Саха, не торопясь, снял пальто, меховую шапку, акку­ратно повесил их на вешалку и сел. за письменный стол. Не успел он раскрыть папку с бумагами, как позвонила Глафира.

— Приехал гость из аула, Токей... Может быть, вер­нешься пораньше? Он сидит у меня и говорит, что есть очень важное дело.

По взволнованному голосу Глафиры Саха понял, что Токей приехал неспроста.

— Что случилось?

Глафира молчала, видимо, не хотела говорить. Тогда Сагатов сказал:

— Скажи Токею, чтобы он пришел ко мне в обком.

Токей не заставил себя долго ждать. Он появился че­рез полчаса и сказал просто:

Саха! Вернулся Жунус.

— Где он? В Айна-Куле?

— Нет, здесь, в городе. У знакомого...

— Ну, что же, дорогой Токе. Привезите его ко мне на квартиру. А я приду через час.

Оставшись один, Саха задумался. Как поступить с от­цом? Может быть, позвонить Басову, посоветоваться? Он отогнал эту мысль. Надо увидеть Жунуса и посмотреть ему в глаза. Надо самому узнать и понять все.

Саха взволнованно курил папиросу за папиросой. Он вспомнил все пережитые из-за отца обиды и оскорбления. Каждый негодяй старался плюнуть ему в лицо, козыряя именем беглого Жунуса. А если в самом деле Жунус враг?

Саха вынул револьвер и задумчиво посмотрел в дуло. Тогда, тогда... Он вспомнил, как Тарас Бульба убил из­менника-сына. Для него счастье народа было выше всего на свете, выше любви к Андрею.

Саха сунул револьвер в карман и снял с вешалки- пальто.

...Придя домой, он застал мирную семейную картину, Жунус и Токей забавлялись с Асхаром. Глафира накры­вала на стол, перетирала полотенцем чашки.

Увидев вошедшего сына, Жунус поднялся и шагнул ему навстречу.

У Сахи дрогнуло сердце, но он только крепче сжал зу­бы. Жунус не выдержал сурового взгляда сына и заплакал.                                                                         -

— Зачем вы вернулись? — глухим голосом спросил Саха.

Старик не ответил. Он вытирал слезы, обильно стру­ившиеся по морщинистым щекам.

— Откуда вы едете? — продолжал допрос сын.
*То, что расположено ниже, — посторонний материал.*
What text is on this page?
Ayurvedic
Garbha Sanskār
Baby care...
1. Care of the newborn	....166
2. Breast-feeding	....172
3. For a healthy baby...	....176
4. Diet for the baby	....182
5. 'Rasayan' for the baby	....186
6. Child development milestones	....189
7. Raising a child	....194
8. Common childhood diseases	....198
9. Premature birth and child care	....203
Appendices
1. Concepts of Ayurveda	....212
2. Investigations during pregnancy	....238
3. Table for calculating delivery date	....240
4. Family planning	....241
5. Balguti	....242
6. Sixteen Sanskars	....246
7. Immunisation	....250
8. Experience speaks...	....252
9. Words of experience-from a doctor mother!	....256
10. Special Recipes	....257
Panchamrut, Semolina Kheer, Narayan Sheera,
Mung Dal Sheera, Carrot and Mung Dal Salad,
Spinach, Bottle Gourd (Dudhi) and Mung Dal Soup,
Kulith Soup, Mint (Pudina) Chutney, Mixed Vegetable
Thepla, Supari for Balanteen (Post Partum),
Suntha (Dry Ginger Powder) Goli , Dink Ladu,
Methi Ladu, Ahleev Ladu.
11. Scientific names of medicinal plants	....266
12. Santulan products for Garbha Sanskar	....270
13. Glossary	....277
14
— Из Ташкента. Пришел в Чека и сдался сам. Проси­дел два месяца в тюрьме. Выпустили. Я просил, чтобы меня судили, но прокурор сказал: «Пусть тебя судит сам народ!»

— Садись, отец! — просто сказал Сагатов, почувство­вав, как тает лед в его сердце.

Всю ночь напролет Жунус рассказывал о своем двух­годичном скитании по бухарской земле. Перед сном он

вместе с Сахой и Токеем вышел подышать свежим возду­хом.

— Смотрите, уже утро! — Сагатов показал рукой на светлеющее небо.

— Да, скоро выглянет солнце! — подтвердил Токей.

Тихая радость наполнила сердце Жунуса. Он всегда любил семиреченское утро. Тысячи раз он мечтал о нем р далеких краях.

За грядой каменных гор еще пряталось солнце, но не­бо становилось все светлее и светлее... Наступило утро.